JUSTICE Armand de La Rochefoucauld, un si noble escroc
M. le vicomte et 8e duc de Doudeauville, descendant de l’auteur des “Maximes”, a été mis en examen dans une affaire d’extorsion de fonds en bande organisée. Le dernier épisode d’une vie de dandy de grand chemin, spécialiste des usurpations d’identité
Les premiers temps, il avait accueilli sa nouvelle détention avec son flegme habituel. « La prison, ça me rappelle les pensionnats anglais, le latin en moins », plaisantait Armand de La Rochefoucauld. Certes, ce séjour carcéral n’était pas exempt de petites contrariétés. « C’est un peu difficile, je suis avec un musulman très pratiquant, avec des horaires bizarres, je ne dors pas ou peu », expliquait-il aux policiers lors des premiers jours de détention, en juillet 2015. Des détenus avaient bien tenté de le racketter. Ce n’est pas tous les jours qu’on a la chance de croiser un vicomte, fût-il marron, derrière les barreaux. « Tu veux ta soupe ? C’est 10000 euros ! » lui avait lancé un prisonnier. « Tu acceptes les traveller’s cheques ? » répliqua le duc. L’incident se terminera dans un éclat de rire. Silhouette juvénile, sourire enjôleur, Armand de La Rochefoucauld, doyen de l’établissement, se faisait même une fierté d’avoir remporté le tournoi de ping-pong de la prison d’Osny.

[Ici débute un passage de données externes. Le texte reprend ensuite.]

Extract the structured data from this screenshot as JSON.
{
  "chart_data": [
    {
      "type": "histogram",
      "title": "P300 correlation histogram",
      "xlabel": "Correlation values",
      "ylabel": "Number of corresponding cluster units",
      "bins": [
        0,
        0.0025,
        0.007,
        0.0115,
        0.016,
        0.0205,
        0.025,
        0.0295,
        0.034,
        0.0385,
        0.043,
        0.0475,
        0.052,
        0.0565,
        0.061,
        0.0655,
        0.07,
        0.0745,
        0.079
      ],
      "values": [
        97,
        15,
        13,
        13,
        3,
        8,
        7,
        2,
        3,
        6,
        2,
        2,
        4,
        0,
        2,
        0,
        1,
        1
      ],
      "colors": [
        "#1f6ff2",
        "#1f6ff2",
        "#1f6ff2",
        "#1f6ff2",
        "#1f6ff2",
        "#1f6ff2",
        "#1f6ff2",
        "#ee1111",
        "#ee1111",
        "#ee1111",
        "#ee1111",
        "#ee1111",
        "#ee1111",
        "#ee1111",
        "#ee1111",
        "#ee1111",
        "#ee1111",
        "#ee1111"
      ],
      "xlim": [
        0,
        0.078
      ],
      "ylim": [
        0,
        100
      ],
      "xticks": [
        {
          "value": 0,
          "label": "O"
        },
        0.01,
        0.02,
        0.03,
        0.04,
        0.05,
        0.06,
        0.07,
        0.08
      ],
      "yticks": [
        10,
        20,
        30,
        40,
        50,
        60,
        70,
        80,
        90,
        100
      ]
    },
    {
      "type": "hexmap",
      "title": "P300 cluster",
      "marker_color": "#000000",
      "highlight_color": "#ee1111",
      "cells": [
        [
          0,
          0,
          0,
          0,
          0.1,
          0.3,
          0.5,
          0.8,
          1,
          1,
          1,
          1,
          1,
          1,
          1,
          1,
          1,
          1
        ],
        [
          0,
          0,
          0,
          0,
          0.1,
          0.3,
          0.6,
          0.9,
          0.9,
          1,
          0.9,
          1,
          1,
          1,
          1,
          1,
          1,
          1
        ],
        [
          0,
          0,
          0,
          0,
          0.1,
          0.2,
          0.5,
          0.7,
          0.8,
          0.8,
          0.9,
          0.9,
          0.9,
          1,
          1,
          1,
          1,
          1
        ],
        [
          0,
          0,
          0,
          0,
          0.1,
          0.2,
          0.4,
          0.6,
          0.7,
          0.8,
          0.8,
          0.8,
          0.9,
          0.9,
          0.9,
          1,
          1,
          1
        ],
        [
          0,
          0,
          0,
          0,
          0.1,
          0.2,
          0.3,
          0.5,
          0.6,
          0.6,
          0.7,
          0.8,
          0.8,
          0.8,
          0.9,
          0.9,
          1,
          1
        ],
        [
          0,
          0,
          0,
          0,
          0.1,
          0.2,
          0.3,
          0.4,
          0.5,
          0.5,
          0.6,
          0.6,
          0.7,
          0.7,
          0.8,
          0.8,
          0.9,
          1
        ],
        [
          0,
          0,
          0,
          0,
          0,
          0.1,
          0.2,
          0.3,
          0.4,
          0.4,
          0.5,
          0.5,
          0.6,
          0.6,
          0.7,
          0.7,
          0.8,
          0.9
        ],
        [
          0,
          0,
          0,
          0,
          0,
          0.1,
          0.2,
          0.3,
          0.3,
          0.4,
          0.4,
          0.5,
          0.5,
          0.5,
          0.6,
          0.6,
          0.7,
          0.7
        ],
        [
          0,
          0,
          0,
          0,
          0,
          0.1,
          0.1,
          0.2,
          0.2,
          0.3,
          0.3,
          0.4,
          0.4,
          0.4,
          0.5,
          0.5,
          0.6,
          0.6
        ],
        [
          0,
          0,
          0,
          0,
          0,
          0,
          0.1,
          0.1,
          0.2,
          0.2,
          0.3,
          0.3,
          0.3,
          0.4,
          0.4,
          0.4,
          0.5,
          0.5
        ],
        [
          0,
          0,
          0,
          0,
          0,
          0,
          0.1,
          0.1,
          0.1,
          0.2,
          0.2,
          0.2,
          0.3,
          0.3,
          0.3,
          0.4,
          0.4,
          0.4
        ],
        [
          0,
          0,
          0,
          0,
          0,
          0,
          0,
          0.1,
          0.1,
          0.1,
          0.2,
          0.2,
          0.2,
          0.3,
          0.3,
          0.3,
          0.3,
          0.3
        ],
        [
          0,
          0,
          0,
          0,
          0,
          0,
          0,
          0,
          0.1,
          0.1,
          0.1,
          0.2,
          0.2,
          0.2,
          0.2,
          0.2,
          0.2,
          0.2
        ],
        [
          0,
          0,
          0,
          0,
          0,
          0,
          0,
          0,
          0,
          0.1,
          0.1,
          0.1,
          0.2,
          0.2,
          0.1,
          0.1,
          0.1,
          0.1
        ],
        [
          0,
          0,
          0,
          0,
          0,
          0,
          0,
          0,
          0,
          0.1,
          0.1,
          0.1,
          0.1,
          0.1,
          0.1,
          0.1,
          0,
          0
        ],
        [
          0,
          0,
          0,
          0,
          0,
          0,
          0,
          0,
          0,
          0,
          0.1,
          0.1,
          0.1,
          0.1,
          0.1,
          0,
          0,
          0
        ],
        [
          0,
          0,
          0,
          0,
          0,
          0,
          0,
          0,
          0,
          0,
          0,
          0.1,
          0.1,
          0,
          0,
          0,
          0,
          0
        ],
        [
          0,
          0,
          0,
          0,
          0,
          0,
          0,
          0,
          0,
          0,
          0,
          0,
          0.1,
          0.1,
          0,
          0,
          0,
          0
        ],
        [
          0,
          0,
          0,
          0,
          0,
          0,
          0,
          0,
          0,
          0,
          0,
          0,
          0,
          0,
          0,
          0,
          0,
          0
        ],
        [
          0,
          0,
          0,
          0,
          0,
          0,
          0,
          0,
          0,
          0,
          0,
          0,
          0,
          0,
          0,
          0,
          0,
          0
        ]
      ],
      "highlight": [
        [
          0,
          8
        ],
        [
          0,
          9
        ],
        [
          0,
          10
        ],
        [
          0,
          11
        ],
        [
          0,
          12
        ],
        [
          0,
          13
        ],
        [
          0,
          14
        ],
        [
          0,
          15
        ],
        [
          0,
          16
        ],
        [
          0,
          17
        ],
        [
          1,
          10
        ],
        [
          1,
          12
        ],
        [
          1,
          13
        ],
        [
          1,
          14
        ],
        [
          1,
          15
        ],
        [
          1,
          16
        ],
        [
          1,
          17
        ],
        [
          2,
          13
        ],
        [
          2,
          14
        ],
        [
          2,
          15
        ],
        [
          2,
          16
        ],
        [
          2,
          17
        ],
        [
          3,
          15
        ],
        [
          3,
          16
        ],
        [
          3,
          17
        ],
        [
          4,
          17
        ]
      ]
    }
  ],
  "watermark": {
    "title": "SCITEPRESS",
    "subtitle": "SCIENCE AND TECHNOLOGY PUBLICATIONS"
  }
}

Ce n’était pas la première fois que M. le vicomte désertait son manoir normand pour le confort précaire d’une cellule. A 71 ans, le 8e duc de Doudeauville, descendant du célèbre auteur des « Maximes », peut même justifier d’une certaine expérience en la matière. Les risques du métier, dira-t-on. Spécialisé dans l’usurpation d’identité, parlant anglais avec l’accent d’Oxford, italien avec celui de Rome, pouvant tenir une conversation en arabe ou baragouiner quelques mots de swahili, l’homme mena vingt ans durant une vie d’aigrefin de haut vol aux dépens des banques et des casinos. Du temps de sa splendeur, ce dandy de grand chemin fut même recherché par Interpol dans 90 pays. Arrêté une dizaine de fois, blessé par balle lors de l’attaque d’un casino par des Zoulous en Rhodésie, condamné à mort par contumace en Egypte, il s’enorgueillit même d’avoir été le premier détenu à fouler la poussière d’un cachot insalubre de Nairobi avec aux pieds une paire de John Lobb sur mesure. Lesquelles s’étaient révélées très efficaces contre les moustiques. Son dernier passage en prison remonte à 1997. Une escroquerie qui lui avait fait usurper 22 identités, dont celles d’un ancien patron du « Monde » et d’un homme politique. En 2001, il avait raconté sa vie de roman dans un livre (1). On le pensait depuis rangé des affaires. Jusqu’à sa rechute en juillet 2015.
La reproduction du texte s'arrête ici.